Various Artists ‘Modeselektion Vol 1’

Various Artists / ‘Modeselektion Vol 1’

CD / MP3

Monkeytown / Released November 8th 2010

It may come as something of a disappointment to to learn this release is, as yet, unavailable on vinyl. Although we’re talking about a compilation that has huge home-listening appeal, there’s no doubt a few copies on black plastic would have shifted.

Nevertheless, it’s an admirable idea, well conceived and executed. In short, Messrs Mode and Selektor- or Gernot Bronsert and Sebastian Szary have invited a stunning roster of contemporary music makers and speaker shakers to contribute exclusive material. And the results are as impressive as the tracklist suggests.

Stepping breaks from SBTRKT sit next to Feadz’s The Assistant Manager, a bouncing house outing of low keyboard scales and whining melodies. Then The Good Star by Tadd Mulinix & Daniel Meteo takes things down a significantly dubbier downtempo path, before Robag Wruhme  offers up more symphonic moods, with the rather sublime, not to mention complex glitcher Bierholer. So by now it’s clear this is a compilation made up of artists concerned with more intelligent sides to bass music, driven by depth as much as shattered subs and broken bins.

Dubstep unsurprisingly sees good representation, most memorably in Ramadanman’s Pitter, an acidic peak-time builder that takes few prisoners by setting analogue chords and tribal percussion loose on the listener. But, ultimately, it comes down to one moment here, or rather five minutes and seven seconds, as Space Station Love Affair lives up to its name. Marrying warmth, and an upbeat energy that nods to early Daft Punk, DJ Sneak and Kevin Saunderson, with a particularly cosmic series of sequenced synths that act as both string harmony and stargazing hook. In short, it’s reason enough to invest.

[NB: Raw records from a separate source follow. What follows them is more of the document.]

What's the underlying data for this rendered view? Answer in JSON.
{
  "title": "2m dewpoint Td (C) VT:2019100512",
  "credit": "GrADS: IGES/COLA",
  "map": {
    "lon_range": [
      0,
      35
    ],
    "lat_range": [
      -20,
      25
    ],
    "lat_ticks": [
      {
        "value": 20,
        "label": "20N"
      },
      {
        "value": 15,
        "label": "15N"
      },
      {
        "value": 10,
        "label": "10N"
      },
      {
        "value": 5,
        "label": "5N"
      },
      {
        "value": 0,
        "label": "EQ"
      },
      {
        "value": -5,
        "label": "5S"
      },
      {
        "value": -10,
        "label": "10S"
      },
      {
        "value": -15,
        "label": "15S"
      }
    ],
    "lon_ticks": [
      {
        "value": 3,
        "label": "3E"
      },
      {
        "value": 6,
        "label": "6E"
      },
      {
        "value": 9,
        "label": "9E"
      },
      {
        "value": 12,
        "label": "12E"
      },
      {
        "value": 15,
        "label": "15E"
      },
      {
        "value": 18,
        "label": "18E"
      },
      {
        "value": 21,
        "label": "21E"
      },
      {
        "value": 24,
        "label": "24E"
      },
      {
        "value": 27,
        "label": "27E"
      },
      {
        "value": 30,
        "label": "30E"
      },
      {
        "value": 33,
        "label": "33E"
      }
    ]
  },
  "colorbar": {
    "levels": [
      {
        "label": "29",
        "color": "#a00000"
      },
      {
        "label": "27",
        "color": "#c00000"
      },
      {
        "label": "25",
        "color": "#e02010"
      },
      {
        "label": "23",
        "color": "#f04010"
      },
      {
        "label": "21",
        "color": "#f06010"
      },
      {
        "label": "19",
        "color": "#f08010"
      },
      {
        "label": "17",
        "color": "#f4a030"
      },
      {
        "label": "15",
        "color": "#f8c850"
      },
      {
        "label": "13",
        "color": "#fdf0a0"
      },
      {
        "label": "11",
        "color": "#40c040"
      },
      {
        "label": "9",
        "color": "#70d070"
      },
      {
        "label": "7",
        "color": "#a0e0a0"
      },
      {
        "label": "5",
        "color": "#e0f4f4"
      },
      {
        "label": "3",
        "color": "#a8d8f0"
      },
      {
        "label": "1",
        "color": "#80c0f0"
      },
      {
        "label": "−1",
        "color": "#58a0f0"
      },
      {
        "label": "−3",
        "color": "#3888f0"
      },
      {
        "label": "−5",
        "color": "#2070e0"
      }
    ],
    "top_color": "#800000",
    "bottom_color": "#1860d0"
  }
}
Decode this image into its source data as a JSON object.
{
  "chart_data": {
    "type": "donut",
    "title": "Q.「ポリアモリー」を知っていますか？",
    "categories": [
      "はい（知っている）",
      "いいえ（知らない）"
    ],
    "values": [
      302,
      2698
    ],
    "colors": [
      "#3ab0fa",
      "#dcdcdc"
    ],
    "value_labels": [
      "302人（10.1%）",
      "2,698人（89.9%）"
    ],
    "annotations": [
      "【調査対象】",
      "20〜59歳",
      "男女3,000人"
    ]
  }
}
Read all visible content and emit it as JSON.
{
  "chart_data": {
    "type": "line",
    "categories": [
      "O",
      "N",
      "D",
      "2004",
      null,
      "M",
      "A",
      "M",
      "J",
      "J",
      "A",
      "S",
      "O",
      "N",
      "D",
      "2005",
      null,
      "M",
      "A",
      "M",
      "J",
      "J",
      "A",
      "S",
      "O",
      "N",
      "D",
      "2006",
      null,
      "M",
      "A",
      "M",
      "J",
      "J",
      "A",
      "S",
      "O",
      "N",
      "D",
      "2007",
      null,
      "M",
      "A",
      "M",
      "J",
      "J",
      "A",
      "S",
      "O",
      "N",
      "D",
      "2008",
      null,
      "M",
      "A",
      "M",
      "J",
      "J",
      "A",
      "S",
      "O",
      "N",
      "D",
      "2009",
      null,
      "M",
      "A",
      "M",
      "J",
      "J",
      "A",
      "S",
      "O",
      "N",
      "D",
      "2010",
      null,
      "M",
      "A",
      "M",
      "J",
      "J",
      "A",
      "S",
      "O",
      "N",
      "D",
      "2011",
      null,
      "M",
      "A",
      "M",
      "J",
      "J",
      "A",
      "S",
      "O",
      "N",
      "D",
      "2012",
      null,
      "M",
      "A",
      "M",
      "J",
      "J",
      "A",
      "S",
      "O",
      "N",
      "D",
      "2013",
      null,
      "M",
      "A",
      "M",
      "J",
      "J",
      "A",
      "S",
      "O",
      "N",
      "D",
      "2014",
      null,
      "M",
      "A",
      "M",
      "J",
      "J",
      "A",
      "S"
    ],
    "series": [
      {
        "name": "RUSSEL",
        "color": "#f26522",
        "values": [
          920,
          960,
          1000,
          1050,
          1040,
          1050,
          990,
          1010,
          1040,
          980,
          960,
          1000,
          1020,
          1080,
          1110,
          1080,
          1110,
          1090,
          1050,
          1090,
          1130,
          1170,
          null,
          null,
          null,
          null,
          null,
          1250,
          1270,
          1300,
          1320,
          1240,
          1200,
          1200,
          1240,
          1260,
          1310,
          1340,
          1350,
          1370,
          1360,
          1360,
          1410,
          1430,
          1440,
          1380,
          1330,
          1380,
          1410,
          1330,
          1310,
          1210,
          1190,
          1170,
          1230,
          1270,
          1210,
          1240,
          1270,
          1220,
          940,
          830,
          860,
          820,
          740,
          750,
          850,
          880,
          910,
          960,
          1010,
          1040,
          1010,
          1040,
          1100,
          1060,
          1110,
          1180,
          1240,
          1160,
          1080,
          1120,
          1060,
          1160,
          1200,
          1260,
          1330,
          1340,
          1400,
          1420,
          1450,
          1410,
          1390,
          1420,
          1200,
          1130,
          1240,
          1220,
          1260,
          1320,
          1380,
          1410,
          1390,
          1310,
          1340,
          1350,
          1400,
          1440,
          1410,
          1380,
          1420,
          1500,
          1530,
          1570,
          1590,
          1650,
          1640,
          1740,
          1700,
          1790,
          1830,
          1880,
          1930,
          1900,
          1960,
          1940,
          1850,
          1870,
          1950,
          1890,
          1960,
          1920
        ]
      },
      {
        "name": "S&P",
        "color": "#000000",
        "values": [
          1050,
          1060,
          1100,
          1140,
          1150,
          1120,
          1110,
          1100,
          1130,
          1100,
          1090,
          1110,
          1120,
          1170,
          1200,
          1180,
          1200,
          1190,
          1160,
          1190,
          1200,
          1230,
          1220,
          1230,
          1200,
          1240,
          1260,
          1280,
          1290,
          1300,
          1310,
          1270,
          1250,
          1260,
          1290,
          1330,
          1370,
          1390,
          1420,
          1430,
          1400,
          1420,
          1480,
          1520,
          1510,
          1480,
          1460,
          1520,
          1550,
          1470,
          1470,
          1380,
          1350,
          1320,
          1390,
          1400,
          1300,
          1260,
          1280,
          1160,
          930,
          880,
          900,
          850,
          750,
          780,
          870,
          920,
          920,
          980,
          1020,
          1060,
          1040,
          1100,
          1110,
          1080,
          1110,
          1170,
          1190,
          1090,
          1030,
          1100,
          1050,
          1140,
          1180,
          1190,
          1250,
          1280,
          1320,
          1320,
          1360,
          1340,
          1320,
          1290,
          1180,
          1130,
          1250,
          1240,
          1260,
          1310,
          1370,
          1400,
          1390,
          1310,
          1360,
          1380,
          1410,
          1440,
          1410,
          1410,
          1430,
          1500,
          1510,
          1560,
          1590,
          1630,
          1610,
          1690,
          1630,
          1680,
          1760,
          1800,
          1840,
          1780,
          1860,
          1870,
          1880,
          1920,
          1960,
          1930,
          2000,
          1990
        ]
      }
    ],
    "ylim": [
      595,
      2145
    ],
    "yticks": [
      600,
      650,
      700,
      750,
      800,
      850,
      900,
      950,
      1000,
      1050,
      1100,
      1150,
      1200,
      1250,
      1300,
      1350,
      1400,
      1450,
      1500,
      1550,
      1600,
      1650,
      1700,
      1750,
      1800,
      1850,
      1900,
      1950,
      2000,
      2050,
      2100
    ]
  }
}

There has arguably never been a period in the history of dance music lacking direction as much as today. A victim of its own diversity, with so much quality going unnoticed, and an ever-growing separation of the commercial arm from the scene’s grass roots, it’s often easy to spend time reflecting on by-gone days, and your experiences in simpler times, or those of elder friends and siblings. Then a diverse selection of cuts like this comes along, and make it clear that we could be looking back on our current climate quoting Charles Dickens. After all, “it was the best of times, it was the worst of times” never made so much sense.